There is also a national wealth fund for investing in clean technology from green steel to giga-factories, with investment of £7.3bn, and £500m a year to boost jobs and investment in industrial communities.
There is a scaled-down commitment to upgrade five million energy inefficient homes over the next parliament, and Labour says it is doubling the government’s £6.6bn for insulation and clean heating with another £6.6bn pledge.
The party also says it would introduce a “proper” windfall tax on oil and gas companies which would raise £10.8bn over five years to help pay for its plans.
Why did Labour abandon its flagship spending plan?
The party has blamed the Conservatives for “crashing the economy” and Chancellor Jeremy Hunt’s “plans to ‘max out’ the country’s credit card”, saying it would not be possible to reach the previous commitment of £28bn a year.
Labour has also been determined to cast itself as economically responsible, and has said all spending would be subject to a set of fiscal rules to not borrow for day-to-day spending and get debt down.
But the £28bn pledge also opened up an attack line for the Tories, who are languishing far behind in the polls in an election year and said Labour would have to raise taxes to pay for an “unfunded spending spree”.
The Conservatives also attacked the pledge to insulate 19 million homes, claiming Treasury costing had suggested it would cost double the £6bn estimate.
Will dropping the pledge make the row go away?
That is unlikely, as the Tories – who under Prime Minister Rishi Sunak have pushed back climate pledges on phasing out petrol and diesel cars and gas boilers, and insulating homes – have also used the change to attack the opposition.
They have accused the Labour leader of U-turning on major measures and of not having a plan for government.
Labour’s disarray over the fate of the policy up to this point may also continue to haunt the party.
What is the reaction to the policy change?
Green campaigners are unsurprisingly angry at the failure to deliver the £28bn, and in particular, scaling back its programme to insulate homes.
Friends of the Earth warned it was “short-sighted” and would cost the country in jobs, investment and high energy bills.

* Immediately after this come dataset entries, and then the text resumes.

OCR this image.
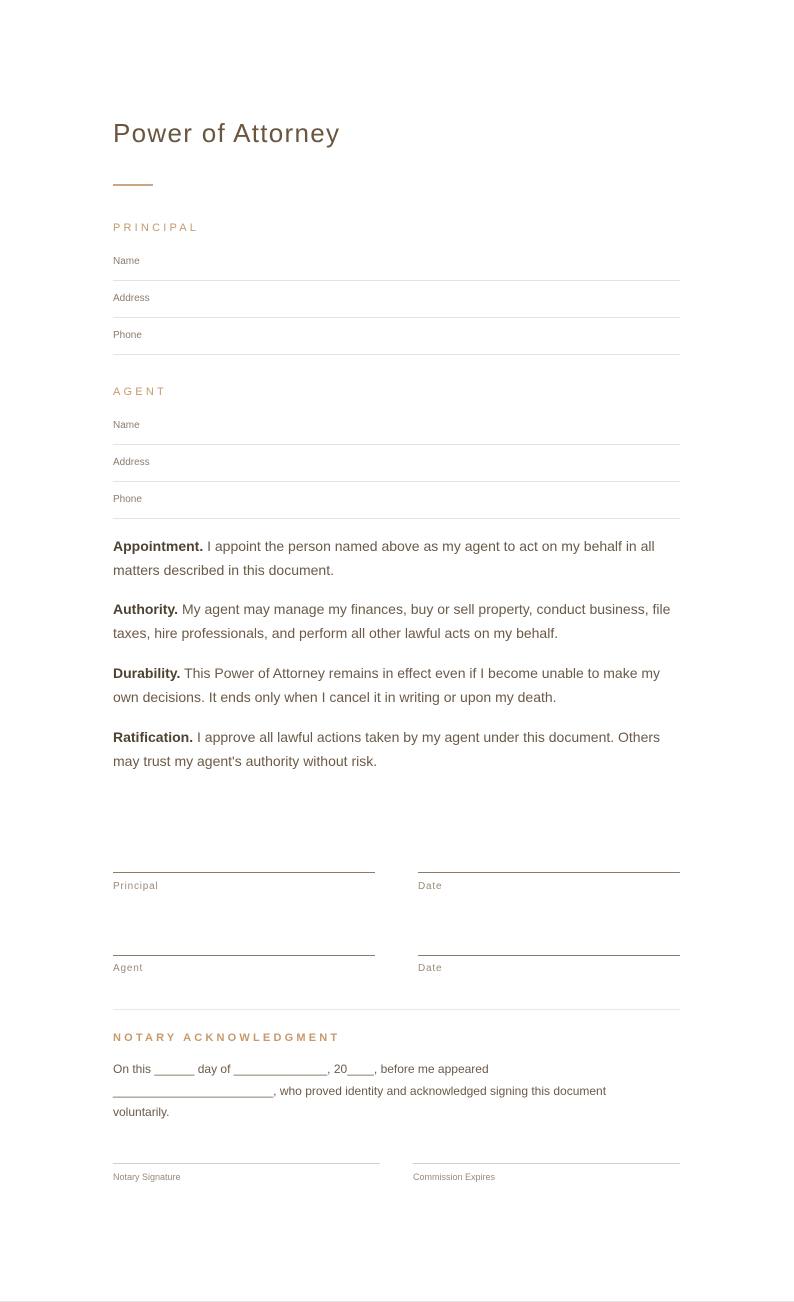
Power of Attorney
PRINCIPAL
Name
Address
Phone
AGENT
Name
Address
Phone

Appointment. I appoint the person named above as my agent to act on my behalf in all matters described in this document.

Authority. My agent may manage my finances, buy or sell property, conduct business, file taxes, hire professionals, and perform all other lawful acts on my behalf.

Durability. This Power of Attorney remains in effect even if I become unable to make my own decisions. It ends only when I cancel it in writing or upon my death.

Ratification. I approve all lawful actions taken by my agent under this document. Others may trust my agent's authority without risk.

Principal	Date
Agent	Date
NOTARY ACKNOWLEDGMENT

On this ______ day of ______________, 20____, before me appeared ________________________, who proved identity and acknowledged signing this document voluntarily.

Notary Signature	Commission Expires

But Dale Vince, founder of green energy company, Ecotricity, told ITV News he doesn’t think the U-turn
is “problematic” for green businesses.
‘People in business know that you can’t commit to spending money that you don’t know you will have,’ founder of Ecotricity, Dale Vince, tells ITV News
He said: “When is the election going to be? We don’t know. What state will the economy be in? We don’t know. So nobody in business would make a commitment on something they don’t understand.”
However, Climate think tank E3G warned the new plans, while a major increase on the government’s, may not be enough to reach climate and fuel poverty targets and ensure the UK was internationally competitive.
What the consequences – politically and in attracting investment in the UK – are of the move to abandon the totemic figure will take time to play out.